RTI Health Solutions, Research Triangle Park, NC 27709, USA.
Value Health. 2011 Jul-Aug;14(5):657-64. doi: 10.1016/j.jval.2011.01.009. Epub 2011 Jun 12.
To estimate the cost-effectiveness of once-daily tenofovir/emtricitabine compared with twice-daily zidovudine/lamivudine and once-daily abacavir/lamivudine in treatment-naïve adults with HIV-1 infection in the United States.

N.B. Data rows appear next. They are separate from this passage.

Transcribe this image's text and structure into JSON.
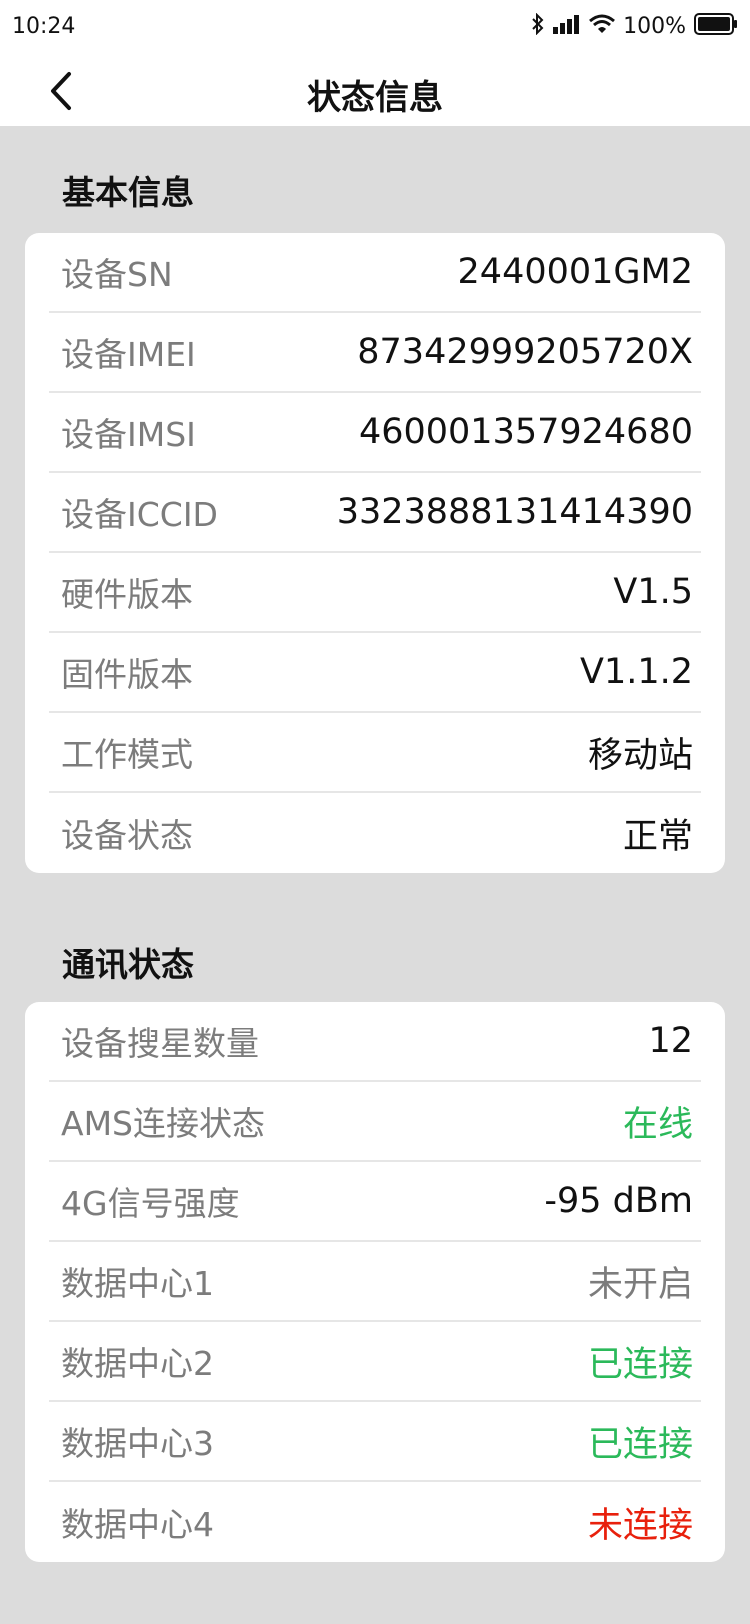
{
  "status_bar": {
    "time": "10:24",
    "battery_percent": "100%"
  },
  "nav": {
    "title": "状态信息"
  },
  "sections": [
    {
      "title": "基本信息",
      "rows": [
        {
          "label": "设备SN",
          "value": "2440001GM2",
          "color": "#111111"
        },
        {
          "label": "设备IMEI",
          "value": "87342999205720X",
          "color": "#111111"
        },
        {
          "label": "设备IMSI",
          "value": "460001357924680",
          "color": "#111111"
        },
        {
          "label": "设备ICCID",
          "value": "3323888131414390",
          "color": "#111111"
        },
        {
          "label": "硬件版本",
          "value": "V1.5",
          "color": "#111111"
        },
        {
          "label": "固件版本",
          "value": "V1.1.2",
          "color": "#111111"
        },
        {
          "label": "工作模式",
          "value": "移动站",
          "color": "#111111"
        },
        {
          "label": "设备状态",
          "value": "正常",
          "color": "#111111"
        }
      ]
    },
    {
      "title": "通讯状态",
      "rows": [
        {
          "label": "设备搜星数量",
          "value": "12",
          "color": "#111111"
        },
        {
          "label": "AMS连接状态",
          "value": "在线",
          "color": "#2bb95a"
        },
        {
          "label": "4G信号强度",
          "value": "-95 dBm",
          "color": "#111111"
        },
        {
          "label": "数据中心1",
          "value": "未开启",
          "color": "#7c7c7c"
        },
        {
          "label": "数据中心2",
          "value": "已连接",
          "color": "#2bb95a"
        },
        {
          "label": "数据中心3",
          "value": "已连接",
          "color": "#2bb95a"
        },
        {
          "label": "数据中心4",
          "value": "未连接",
          "color": "#e8200c"
        }
      ]
    }
  ],
  "icons": {
    "back": "chevron-left-icon",
    "bluetooth": "bluetooth-icon",
    "signal": "cellular-signal-icon",
    "wifi": "wifi-icon",
    "battery": "battery-icon"
  }
}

A Markov model with four therapy lines and six health states based on CD4(+) cell-count ranges was developed to estimate lifetime costs and health outcomes. Efficacy data (virologic response and CD4(+) cell-count changes) for first-line therapy were from 144-week results of Study 934 comparing tenofovir/emtricitabine with zidovudine/lamivudine and 48-week results of Study CNA30024 comparing abacavir/lamivudine with zidovudine/lamivudine, all in combination with efavirenz. Data from Study CNA30024 for abacavir/lamivudine were adjusted to allow for an indirect comparison with tenofovir/emtricitabine. Subsequent therapy lines were based on likely baskets of antiretroviral therapy recommended by US treatment guidelines. Utility values, mortality rates, and costs (2009 US dollars) were obtained from published sources. Base-case results were tested in sensitivity and variability analyses.
Average discounted results showed that individuals using tenofovir/emtricitabine were predicted to remain on first-line therapy for 7.7 years, accrue lifetime costs of $747,327, and experience 15.75 quality-adjusted life-years (QALYs), compared with 6.0 years, $777,090, and 15.68 QALYs for individuals using abacavir/lamivudine and 5.8 years, $778,287, and 15.44 QALYs for individuals using zidovudine/lamivudine. Tenofovir/emtricitabine was cost-effective compared with the other two first-line regimens in more than 75% of all probabilistic sensitivity analysis simulation runs for every willingness-to-pay threshold between $0 and $250,000 per QALY gained. Results were robust in variability and one-way sensitivity analyses.
Tenofovir/emtricitabine was predicted to be more effective and cost-saving compared with abacavir/lamivudine and zidovudine/lamivudine in treatment-naïve adults with HIV-1 infection in the United States.
评估替诺福韦/恩曲他滨每日 1 次方案与齐多夫定/拉米夫定每日 2 次方案和阿巴卡韦/拉米夫定每日 1 次方案相比,用于治疗初治 HIV-1 感染美国成人患者的成本效益。
采用马尔可夫模型,包含 4 条治疗线和 6 种健康状态,依据 CD4+细胞计数范围进行构建,以估计终生成本和健康结局。一线治疗的疗效数据(病毒学应答和 CD4+细胞计数变化)来自于比较替诺福韦/恩曲他滨与齐多夫定/拉米夫定的 144 周 934 研究和比较阿巴卡韦/拉米夫定与齐多夫定/拉米夫定的 48 周 CNA30024 研究,均联合应用依非韦伦。阿巴卡韦/拉米夫定的 CNA30024 研究数据经调整后可与替诺福韦/恩曲他滨进行间接比较。后续治疗线依据美国治疗指南推荐的可能的抗逆转录病毒治疗药物篮子。效用值、死亡率和成本(2009 年美元)均来自已发表的资料。基础病例结果经敏感度和变异性分析进行了检验。
平均折扣结果显示,使用替诺福韦/恩曲他滨的患者预计将继续使用一线治疗 7.7 年,终生费用为 747327 美元,获得 15.75 个质量调整生命年(QALY),而使用阿巴卡韦/拉米夫定的患者为 6.0 年、777090 美元和 15.68 QALY,使用齐多夫定/拉米夫定的患者为 5.8 年、778287 美元和 15.44 QALY。替诺福韦/恩曲他滨与其他两种一线方案相比,在每一种愿意支付的阈值(每获得 1 个 QALY 的费用在 0 美元至 250000 美元之间)下,在超过 75%的所有概率敏感性分析模拟运行中都具有成本效益。结果在变异性和单向敏感性分析中均具有稳健性。
替诺福韦/恩曲他滨在初治 HIV-1 感染美国成人患者中的疗效优于阿巴卡韦/拉米夫定和齐多夫定/拉米夫定,且成本更低。